Congenital Toxoplasmosis--Prenatal Aspects of Toxoplasma Gondii Infection


Congenital Toxoplasmosis--Prenatal Aspects of Toxoplasma Gondii Infection

Efrat Rorman et al. Reprod Toxicol.


Toxoplasma gondii (T. gondii) is the cause of toxoplasmosis. Primary infection in an immunocompetent person is usually asymptomatic. Serological surveys demonstrate that world-wide exposure to T. gondii is high (30% in US and 50-80% in Europe). Vertical transmission from a recently infected pregnant woman to her fetus may lead to congenital toxoplasmosis. The risk of such transmission increases as primary maternal infection occurs later in pregnancy.

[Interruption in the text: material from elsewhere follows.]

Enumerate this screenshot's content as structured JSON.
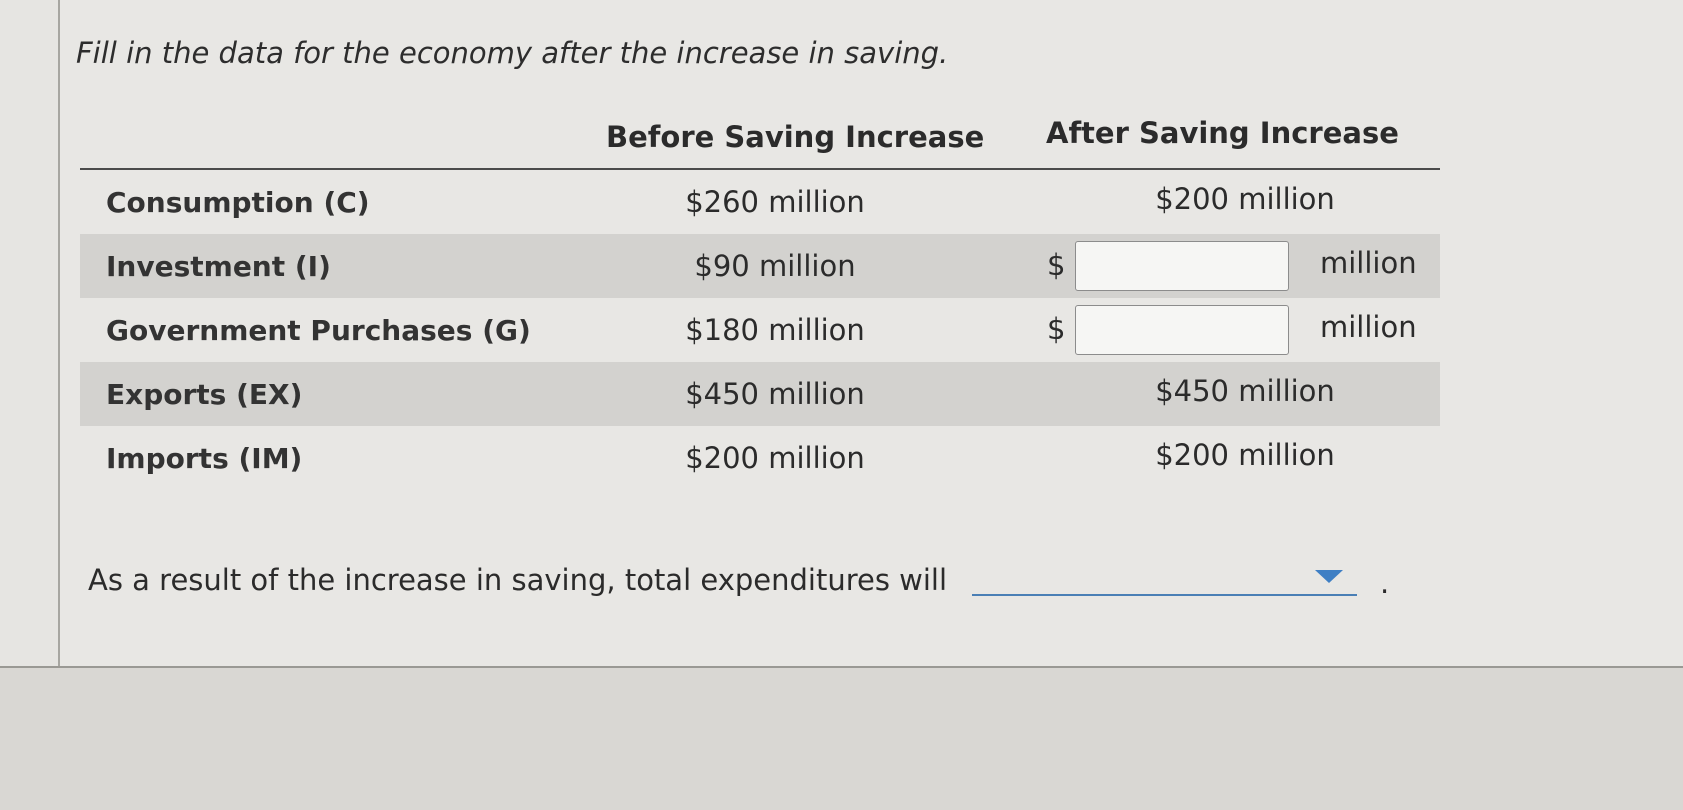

However, consequences for the fetus are more severe with transmission closer to conception. The timing of maternal primary infection is, therefore, critically linked to the clinical manifestations of the infection. Fetal infection may result in natural abortion. Often, no apparent symptoms are observed at birth and complications develop only later in life. The laboratory methods of assessing fetal risk of T. gondii infection are serology and direct tests. Screening programs for women at childbearing age or of the newborn, as well as education of the public regarding infection prevention, proved to be cost-effective and reduce the rate of infection. The impact of antiparasytic therapy on vertical transmission from mother to fetus is still controversial. However, specific therapy is recommended to be initiated as soon as infection is diagnosed.